Balram wrote the song is a "clear shot at [...] 6ix9ine's questionable self-claim to be the king of the city", and that Pop Smoke "comes back from the grave here to correct anyone who might be thinking that he won't live on in memory". David Crone of AllMusic said the song "provides a refreshing change of pace for the Brooklyn star". M.T. Richards for Consequence of Sound said that Pop Smoke "proves on 'Gangstas' that he can sing a hook with the best of them". In his review for Billboard magazine, Christine Werthman opined that the song "is the combo, tough on the outside, melodic on the inside, with a sub-three-minute delivery and a hometown shoutout on the chorus that'll make hearts swell". In a negative review, Paul Thompson of GQ criticized that the song "could have been pulled from any mid-period G-Unit album, with a staid piano line that gestures at menace but can't summon the energy required to sell it". Lyons-Burt said the song's "production feels mournful rather than charged".
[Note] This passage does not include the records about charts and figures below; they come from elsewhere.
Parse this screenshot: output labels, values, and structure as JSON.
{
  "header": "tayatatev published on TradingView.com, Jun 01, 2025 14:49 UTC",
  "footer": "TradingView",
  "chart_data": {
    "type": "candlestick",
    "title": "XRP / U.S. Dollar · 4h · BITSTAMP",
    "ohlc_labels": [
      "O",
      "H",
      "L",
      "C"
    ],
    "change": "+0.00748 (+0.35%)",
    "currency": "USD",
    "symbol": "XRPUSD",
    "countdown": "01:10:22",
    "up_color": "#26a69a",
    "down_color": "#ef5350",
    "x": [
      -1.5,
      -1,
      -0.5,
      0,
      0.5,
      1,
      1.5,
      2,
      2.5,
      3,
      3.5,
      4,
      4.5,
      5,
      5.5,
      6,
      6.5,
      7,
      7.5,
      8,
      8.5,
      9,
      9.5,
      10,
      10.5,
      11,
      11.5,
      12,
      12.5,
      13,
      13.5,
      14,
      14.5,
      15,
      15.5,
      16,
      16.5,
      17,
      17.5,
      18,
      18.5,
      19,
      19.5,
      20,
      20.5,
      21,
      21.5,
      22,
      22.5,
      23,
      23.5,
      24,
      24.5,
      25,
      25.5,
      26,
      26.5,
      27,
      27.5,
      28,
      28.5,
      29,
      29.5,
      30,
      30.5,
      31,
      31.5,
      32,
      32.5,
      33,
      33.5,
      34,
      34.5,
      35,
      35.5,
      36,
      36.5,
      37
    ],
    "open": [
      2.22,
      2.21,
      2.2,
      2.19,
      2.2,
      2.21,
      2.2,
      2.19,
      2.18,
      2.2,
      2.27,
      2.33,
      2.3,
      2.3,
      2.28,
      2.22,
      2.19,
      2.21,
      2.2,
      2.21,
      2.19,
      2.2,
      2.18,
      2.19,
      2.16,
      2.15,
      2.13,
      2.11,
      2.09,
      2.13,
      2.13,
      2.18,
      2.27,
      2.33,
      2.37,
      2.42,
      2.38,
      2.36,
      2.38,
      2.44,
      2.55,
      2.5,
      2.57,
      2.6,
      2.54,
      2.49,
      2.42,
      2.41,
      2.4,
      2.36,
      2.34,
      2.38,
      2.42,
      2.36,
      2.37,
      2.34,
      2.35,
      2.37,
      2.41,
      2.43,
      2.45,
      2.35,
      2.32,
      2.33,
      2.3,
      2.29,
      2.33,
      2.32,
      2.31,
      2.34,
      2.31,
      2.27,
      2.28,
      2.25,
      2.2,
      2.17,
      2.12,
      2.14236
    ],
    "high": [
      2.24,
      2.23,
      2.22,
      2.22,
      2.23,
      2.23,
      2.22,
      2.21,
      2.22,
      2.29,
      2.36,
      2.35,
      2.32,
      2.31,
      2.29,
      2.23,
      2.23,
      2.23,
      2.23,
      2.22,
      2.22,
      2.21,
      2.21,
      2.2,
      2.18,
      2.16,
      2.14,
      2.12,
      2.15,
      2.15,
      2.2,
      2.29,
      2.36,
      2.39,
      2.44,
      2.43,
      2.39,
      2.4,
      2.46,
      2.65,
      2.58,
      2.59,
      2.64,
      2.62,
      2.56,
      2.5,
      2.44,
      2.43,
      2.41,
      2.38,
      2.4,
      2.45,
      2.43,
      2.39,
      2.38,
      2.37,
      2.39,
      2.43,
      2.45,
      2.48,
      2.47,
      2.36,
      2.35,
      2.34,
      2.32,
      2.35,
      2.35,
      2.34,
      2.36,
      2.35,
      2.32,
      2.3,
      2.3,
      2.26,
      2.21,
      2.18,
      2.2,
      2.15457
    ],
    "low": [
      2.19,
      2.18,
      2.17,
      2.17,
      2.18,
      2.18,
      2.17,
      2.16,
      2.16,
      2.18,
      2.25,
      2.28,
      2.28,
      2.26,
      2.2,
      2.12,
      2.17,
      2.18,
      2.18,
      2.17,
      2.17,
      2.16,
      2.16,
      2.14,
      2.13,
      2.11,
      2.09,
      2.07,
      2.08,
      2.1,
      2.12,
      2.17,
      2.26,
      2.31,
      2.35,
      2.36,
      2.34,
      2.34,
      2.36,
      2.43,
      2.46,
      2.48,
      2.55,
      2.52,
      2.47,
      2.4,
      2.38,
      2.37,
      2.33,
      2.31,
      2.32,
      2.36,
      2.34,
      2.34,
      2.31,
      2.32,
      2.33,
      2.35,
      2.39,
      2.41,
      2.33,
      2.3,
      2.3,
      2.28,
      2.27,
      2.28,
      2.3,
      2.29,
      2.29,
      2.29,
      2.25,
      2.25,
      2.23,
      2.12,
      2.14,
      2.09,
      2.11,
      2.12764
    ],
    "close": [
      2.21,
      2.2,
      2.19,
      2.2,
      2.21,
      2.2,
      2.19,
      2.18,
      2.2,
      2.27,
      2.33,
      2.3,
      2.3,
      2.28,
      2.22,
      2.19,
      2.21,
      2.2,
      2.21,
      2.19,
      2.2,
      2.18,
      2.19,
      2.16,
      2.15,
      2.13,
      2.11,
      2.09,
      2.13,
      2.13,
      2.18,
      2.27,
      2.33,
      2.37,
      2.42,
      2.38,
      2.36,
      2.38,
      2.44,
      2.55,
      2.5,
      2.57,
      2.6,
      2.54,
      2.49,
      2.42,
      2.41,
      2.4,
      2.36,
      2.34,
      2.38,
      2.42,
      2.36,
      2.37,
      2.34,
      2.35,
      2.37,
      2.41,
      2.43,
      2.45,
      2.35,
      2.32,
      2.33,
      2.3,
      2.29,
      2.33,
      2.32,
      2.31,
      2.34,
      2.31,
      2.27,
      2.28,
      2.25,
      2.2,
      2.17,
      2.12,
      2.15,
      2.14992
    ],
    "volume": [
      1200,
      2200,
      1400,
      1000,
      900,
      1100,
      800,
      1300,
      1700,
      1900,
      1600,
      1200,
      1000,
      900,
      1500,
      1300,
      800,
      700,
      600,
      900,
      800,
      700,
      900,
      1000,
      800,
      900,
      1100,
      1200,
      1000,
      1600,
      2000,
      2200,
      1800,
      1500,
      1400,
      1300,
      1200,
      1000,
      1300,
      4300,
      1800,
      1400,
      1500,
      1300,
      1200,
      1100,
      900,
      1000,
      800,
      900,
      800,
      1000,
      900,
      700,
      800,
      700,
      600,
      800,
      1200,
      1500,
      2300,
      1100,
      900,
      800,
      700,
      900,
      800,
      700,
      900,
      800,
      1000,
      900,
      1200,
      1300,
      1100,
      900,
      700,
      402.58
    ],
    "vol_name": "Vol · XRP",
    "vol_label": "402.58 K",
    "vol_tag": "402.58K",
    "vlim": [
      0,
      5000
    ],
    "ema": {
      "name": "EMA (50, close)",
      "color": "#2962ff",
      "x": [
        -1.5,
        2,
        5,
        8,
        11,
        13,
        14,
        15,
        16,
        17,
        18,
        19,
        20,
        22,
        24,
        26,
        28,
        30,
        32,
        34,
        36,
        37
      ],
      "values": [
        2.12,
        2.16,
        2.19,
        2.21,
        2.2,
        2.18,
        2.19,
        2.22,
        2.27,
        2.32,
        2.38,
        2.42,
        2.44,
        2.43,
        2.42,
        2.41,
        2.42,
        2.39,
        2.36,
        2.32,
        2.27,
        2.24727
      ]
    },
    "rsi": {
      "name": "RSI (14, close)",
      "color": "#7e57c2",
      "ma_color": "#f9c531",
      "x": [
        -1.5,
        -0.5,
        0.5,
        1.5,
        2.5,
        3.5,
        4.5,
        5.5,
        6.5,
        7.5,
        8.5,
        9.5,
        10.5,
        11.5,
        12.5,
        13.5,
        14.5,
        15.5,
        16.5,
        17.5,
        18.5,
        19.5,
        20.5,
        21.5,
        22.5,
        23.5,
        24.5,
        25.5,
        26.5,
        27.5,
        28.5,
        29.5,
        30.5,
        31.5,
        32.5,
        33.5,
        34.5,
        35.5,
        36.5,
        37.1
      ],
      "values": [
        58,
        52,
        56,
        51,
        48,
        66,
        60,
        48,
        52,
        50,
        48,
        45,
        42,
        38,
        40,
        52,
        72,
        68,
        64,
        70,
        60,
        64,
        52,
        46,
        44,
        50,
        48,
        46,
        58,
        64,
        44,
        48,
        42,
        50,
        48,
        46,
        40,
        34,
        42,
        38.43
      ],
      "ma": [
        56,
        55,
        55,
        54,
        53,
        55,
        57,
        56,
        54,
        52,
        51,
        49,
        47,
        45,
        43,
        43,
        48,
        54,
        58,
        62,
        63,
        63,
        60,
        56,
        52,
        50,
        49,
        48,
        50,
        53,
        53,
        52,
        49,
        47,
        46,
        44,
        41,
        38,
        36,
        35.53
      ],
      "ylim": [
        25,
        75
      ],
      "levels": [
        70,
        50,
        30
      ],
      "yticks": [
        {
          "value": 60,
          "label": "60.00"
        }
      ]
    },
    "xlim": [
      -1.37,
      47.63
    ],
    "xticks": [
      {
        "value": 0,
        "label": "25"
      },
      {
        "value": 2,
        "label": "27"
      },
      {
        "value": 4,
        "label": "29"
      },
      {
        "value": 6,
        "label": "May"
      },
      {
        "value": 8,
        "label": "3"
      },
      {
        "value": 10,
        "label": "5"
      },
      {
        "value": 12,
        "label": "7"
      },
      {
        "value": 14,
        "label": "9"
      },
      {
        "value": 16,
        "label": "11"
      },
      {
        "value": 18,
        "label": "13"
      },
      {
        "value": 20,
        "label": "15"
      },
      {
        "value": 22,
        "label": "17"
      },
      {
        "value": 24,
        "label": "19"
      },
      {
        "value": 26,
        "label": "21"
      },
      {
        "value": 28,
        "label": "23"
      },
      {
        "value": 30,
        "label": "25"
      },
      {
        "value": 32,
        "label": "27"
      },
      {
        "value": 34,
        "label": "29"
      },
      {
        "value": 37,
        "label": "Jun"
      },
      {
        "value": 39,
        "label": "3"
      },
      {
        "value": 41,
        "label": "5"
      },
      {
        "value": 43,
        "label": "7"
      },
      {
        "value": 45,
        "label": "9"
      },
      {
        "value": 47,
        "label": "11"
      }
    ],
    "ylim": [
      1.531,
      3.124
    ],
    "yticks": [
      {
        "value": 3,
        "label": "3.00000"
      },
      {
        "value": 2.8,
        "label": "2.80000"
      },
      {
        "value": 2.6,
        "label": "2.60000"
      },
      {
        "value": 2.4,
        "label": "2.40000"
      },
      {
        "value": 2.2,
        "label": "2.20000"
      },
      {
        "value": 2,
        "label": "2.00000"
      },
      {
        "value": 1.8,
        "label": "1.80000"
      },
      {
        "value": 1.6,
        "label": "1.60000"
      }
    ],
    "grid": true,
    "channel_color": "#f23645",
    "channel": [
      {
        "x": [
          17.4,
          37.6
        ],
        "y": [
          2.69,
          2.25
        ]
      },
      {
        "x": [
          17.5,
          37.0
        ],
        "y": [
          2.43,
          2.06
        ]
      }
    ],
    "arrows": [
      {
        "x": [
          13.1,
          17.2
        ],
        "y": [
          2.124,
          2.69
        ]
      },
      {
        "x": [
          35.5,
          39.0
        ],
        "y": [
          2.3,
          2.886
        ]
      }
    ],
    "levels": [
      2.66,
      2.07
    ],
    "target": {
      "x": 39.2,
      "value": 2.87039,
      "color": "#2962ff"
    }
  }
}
Following the release of Shoot for the Stars, Aim for the Moon, the song debuted and peaked at number 37 on the US Billboard Hot 100. It also peaked at number 18 on the US Hot R&B/Hip-Hop Songs chart. The song further peaked at number 16 in Canada, number 66 in Australia, number 28 in Switzerland, number 54 in France, and number 79 in Sweden.

==Credits and personnel==
Credits adapted from Tidal.

- Pop Smoke – vocals, songwriter
- CashMoneyAP – production, programming, songwriter
- Swirv – production, programming, songwriter
- Jess Jackson – mixing engineer, mastering engineer
- Corey Nutile – programming
- Rose Adams – assistant mixing engineer
- Sage Skofield – assistant mixing engineer
- Sean Solymar – assistant mixing engineer

==Charts==

Weekly chart performance for "Gangstas"
| Chart (2020) | Peak position |
|---|---|
| Australia (ARIA) | 66 |
| Canada Hot 100 (Billboard) | 16 |
| France (SNEP) | 54 |
| Sweden (Sverigetopplistan) | 79 |
| Switzerland (Schweizer Hitparade) | 28 |
| US Billboard Hot 100 | 37 |
| US Hot R&B/Hip-Hop Songs (Billboard) | 18 |

==Certifications==

Certifications for "Gangstas"
| Region | Certification | Certified units/sales |
| France (SNEP) | Gold | 100,000^{‡} |
| Italy (FIMI) | Gold | 50,000^{‡} |
| Poland (ZPAV) | Gold | 25,000^{‡} |
| United Kingdom (BPI) | Silver | 200,000^{‡} |
^{‡} Sales+streaming figures based on certification alone.